As I styled her hair and presented her breakfast, I chose to embrace my capacity to trust it will all be ok. Honestly, that’s easier to believe when you’ve met the teachers who will be working with your child. It’s easier to believe when you’ve been warmed by their welcome and calmed by the intentional ways they’ve already prepared to receive your child. It’s easier to believe when you’re told that the class can’t wait to meet their new friend and you know it’s true because that broad smile on the face of “Mrs. S” doesn’t lie. She means every word. 

Sometimes, it’s hard to trust that others will fight as hard for your child as you will. 

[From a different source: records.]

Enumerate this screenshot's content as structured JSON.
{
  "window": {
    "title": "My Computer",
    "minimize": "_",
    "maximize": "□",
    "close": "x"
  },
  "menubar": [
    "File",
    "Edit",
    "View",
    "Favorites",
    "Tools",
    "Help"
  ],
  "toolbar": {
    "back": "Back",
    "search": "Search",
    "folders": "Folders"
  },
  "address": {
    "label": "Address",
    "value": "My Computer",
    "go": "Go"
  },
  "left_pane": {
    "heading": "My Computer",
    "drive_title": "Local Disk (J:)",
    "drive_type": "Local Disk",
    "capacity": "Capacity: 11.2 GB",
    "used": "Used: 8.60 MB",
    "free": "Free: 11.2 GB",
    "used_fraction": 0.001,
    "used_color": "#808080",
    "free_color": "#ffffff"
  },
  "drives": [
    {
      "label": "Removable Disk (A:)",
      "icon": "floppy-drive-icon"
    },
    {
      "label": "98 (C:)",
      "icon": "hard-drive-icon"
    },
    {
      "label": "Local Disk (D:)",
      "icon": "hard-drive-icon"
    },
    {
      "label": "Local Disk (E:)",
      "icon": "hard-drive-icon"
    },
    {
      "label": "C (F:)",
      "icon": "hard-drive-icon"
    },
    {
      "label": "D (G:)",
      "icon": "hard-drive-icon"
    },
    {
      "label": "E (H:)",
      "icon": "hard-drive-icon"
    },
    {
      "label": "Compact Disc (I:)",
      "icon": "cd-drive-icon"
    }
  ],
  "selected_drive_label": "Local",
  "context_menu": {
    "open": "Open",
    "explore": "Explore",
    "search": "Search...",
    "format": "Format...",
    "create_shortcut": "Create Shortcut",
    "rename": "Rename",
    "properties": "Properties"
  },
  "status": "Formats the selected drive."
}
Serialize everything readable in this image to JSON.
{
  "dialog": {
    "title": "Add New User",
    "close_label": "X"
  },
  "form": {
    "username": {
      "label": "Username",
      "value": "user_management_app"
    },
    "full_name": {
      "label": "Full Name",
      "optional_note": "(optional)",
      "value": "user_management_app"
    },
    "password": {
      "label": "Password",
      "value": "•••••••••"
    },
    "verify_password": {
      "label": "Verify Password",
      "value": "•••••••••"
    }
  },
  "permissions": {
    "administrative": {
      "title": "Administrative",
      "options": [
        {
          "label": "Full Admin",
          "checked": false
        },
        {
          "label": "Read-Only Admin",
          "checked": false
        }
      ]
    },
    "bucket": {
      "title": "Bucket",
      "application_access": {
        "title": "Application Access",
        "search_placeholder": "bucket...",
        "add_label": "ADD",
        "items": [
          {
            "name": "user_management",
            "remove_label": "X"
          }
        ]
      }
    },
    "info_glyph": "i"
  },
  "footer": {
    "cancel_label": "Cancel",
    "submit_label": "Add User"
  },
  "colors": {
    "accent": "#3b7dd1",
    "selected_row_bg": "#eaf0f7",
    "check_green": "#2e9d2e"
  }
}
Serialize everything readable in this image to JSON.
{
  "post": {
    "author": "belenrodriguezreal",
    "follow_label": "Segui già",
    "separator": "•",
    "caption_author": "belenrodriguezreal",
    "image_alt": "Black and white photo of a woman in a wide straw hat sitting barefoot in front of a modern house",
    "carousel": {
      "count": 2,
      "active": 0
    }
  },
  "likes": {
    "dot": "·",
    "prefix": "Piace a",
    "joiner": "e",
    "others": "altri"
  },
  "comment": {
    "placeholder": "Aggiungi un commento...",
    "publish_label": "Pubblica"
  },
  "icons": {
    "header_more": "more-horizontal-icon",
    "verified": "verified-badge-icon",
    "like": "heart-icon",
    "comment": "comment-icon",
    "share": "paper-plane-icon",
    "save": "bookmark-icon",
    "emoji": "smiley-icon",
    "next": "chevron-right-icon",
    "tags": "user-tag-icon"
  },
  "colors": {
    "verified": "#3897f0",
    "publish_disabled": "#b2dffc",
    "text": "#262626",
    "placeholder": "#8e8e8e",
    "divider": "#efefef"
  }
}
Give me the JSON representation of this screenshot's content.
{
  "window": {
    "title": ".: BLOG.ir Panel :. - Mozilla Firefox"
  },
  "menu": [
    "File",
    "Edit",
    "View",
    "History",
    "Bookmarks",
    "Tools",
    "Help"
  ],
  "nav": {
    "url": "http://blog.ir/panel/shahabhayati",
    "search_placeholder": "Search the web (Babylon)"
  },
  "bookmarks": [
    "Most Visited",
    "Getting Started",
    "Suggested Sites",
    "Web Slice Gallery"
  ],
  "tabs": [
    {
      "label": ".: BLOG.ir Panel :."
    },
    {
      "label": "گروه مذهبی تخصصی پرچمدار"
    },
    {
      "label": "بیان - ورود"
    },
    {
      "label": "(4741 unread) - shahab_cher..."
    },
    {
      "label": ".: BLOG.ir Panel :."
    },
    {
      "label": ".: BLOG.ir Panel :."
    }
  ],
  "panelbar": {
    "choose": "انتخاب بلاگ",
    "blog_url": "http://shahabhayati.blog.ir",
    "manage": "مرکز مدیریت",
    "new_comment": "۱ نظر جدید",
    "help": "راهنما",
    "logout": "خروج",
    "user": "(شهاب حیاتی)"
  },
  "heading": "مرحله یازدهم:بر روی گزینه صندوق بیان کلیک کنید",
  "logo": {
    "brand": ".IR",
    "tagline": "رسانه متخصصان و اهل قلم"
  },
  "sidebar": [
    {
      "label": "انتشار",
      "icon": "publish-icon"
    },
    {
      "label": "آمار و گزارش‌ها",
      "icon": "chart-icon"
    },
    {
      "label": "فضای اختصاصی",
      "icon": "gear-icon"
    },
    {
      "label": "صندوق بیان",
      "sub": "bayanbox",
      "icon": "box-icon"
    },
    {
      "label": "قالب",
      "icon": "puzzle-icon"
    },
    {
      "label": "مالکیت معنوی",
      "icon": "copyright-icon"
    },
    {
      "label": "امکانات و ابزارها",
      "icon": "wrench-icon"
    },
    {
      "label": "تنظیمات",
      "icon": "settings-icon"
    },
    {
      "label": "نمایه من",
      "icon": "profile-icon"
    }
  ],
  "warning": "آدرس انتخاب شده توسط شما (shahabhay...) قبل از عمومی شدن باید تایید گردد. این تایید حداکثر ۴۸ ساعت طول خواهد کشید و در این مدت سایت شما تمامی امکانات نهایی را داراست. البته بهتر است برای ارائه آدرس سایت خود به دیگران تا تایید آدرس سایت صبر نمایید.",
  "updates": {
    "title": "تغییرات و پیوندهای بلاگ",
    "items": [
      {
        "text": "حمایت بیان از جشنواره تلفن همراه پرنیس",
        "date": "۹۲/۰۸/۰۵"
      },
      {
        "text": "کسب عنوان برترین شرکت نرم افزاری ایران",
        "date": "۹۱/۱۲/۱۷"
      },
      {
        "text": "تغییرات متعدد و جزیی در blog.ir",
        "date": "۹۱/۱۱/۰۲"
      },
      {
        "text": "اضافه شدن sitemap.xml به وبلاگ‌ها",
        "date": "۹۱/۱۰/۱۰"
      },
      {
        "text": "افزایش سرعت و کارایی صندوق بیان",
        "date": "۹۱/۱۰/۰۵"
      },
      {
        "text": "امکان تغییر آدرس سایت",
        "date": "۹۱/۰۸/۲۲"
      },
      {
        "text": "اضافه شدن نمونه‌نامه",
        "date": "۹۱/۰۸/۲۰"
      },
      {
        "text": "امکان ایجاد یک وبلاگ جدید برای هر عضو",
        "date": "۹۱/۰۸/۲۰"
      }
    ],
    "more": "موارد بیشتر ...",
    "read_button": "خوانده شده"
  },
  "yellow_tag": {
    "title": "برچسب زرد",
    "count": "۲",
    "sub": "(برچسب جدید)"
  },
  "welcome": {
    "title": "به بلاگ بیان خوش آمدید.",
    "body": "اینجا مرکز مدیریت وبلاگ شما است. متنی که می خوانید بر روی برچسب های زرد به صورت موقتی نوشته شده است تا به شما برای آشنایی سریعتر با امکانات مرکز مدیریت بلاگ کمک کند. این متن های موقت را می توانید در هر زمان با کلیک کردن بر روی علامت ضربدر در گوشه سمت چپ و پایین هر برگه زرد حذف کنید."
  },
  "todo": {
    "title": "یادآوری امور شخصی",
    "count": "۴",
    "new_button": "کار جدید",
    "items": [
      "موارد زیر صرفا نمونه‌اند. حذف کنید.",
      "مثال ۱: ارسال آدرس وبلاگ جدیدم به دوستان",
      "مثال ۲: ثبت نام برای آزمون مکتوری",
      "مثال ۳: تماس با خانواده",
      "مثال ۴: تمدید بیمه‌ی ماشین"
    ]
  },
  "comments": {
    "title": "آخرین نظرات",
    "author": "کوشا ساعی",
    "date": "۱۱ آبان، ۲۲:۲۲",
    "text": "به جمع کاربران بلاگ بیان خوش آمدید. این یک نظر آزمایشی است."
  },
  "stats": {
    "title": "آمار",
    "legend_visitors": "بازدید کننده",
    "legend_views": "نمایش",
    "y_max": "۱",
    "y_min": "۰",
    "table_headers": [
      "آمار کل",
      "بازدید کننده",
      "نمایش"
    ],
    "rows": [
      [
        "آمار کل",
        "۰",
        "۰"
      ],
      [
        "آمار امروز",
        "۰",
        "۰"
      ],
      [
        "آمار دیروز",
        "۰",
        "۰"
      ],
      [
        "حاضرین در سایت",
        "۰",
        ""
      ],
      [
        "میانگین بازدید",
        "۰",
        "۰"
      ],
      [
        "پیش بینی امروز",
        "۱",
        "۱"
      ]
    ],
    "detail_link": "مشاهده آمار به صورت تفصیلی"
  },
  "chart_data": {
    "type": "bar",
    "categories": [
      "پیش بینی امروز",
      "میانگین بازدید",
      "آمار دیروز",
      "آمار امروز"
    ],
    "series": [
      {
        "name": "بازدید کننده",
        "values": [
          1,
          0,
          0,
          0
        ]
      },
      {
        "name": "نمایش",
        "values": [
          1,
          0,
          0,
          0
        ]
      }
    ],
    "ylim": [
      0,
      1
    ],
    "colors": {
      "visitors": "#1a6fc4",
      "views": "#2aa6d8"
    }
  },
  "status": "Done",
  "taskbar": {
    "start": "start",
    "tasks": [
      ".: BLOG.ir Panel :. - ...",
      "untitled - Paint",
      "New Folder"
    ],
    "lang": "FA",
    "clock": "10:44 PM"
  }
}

Sometimes fighting for your child means entrusting them into the care of those you have to trust will know what’s best when all you’ve been doing is second guessing yourself. 

Sometimes, you hug your child and wish her well on her very first day in a school classroom, and believe it will all be ok, because renewed hope often comes from surrendering to our own limits.

And sometimes, 
in the quiet moments after your goodbye, 
when you’re reminding yourself that Ash Wednesdays lead to Easters, 
your husband texts you a picture. 

And in that photograph your child is standing with her new teacher, 
in her new school, 
and they’re both smiling
and that teacher is donning none other than, 
you guessed it, 
a black, ash cross on her forehead.

All on a Wednesday filled with ashes and hope.


In that kind of moment, surrender is sweet and no diagnosis feels final or fatal.